Do conjunto de prioridades para a segunda vida da associação está continuar a zelar pela aplicação da Agenda 21 Local - com vista a melhorar a qualidade de vida com implementação de medidas de sustentabilidade e cidadania activa - e revitalizar a Reserva Ornitológica do Mindelo (ROM), a reserva natural mais antiga do país, a partir de 2009 designada por Paisagem Protegida Regional do Litoral de Vila do Conde e Reserva Ornitológica de Mindelo (PPRLVROM), que desde a morte do professor Santos Júnior (1990), peça chave para a criação da reserva natural, terá sido entregue ao abandono. 

Três meses antes da reorganização da AAMDA, em Setembro, a ROM completou 60 anos. Na altura, ainda em campanha eleitoral, a presidente da Câmara Municipal de Vila do Conde, Elisa Ferraz, actualmente a cumprir segundo mandato, desta vez como independente, após ter-se afastado do PS, disse ao PÚBLICO que essa questão do abandono “é um problema antigo” que está a ser resolvido progressivamente desde que assumiu a liderança do executivo em 2013, ainda pelos socialistas. 

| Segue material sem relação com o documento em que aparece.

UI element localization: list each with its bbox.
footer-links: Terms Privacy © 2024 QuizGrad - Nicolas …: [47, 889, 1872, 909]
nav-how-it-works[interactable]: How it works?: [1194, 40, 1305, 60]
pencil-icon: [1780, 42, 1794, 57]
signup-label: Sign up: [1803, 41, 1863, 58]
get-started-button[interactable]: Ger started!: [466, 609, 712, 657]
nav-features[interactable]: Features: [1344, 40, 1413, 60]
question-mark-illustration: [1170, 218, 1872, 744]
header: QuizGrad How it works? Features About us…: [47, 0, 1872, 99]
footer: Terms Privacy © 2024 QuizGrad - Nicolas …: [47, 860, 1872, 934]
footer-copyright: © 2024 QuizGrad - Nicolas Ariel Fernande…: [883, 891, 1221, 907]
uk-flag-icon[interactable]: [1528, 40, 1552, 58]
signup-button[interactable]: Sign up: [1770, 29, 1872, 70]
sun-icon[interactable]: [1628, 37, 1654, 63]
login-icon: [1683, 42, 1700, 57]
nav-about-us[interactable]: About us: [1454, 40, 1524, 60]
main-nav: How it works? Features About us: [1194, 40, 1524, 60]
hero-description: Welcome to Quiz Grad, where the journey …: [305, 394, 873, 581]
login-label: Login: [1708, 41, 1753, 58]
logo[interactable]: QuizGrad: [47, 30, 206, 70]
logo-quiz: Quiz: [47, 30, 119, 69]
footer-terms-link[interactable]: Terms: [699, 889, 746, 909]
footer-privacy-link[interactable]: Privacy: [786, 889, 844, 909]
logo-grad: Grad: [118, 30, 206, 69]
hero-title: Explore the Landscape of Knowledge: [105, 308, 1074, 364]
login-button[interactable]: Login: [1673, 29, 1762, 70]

Com vista a mitigar esse “problema” anunciou em Setembro de 2017 estar já aprovado um financiamento para o melhoramento dos caminhos dentro da zona florestal, para despoluir a ribeira de Silvares, que atravessa a reserva, e para melhorar a sinalização. Sucedem-se estas melhorias anunciadas ao já construído passadiço na linha de praia e à inauguração do observatório de aves na data de celebração dos 60 anos.
Constituir Conselhos Directivo e Consultivo é prioridade

É junto desse observatório de aves que falamos com o actual vice-presidente da associação e sócio fundador, Joaquim Cardoso, o primeiro presidente da assembleia geral da AAMDA, actualmente sem sede fixa. Aponta como necessidades prioritárias para a revitalização da ROM essas mesmas questões para as quais servirá o financiamento. Mas fundamental e “prioridade das prioridades” afirma ser a constituição dos Conselhos Directivo e Consultivo que a publicação de Outubro de 2009 que delimita as novas fronteiras da ROM e lhe dá nova designação estipula como necessários para funcionarem como órgãos de gestão da reserva com cerca de 400 hectares entre o rio Onda, Labruge, e o rio Ave.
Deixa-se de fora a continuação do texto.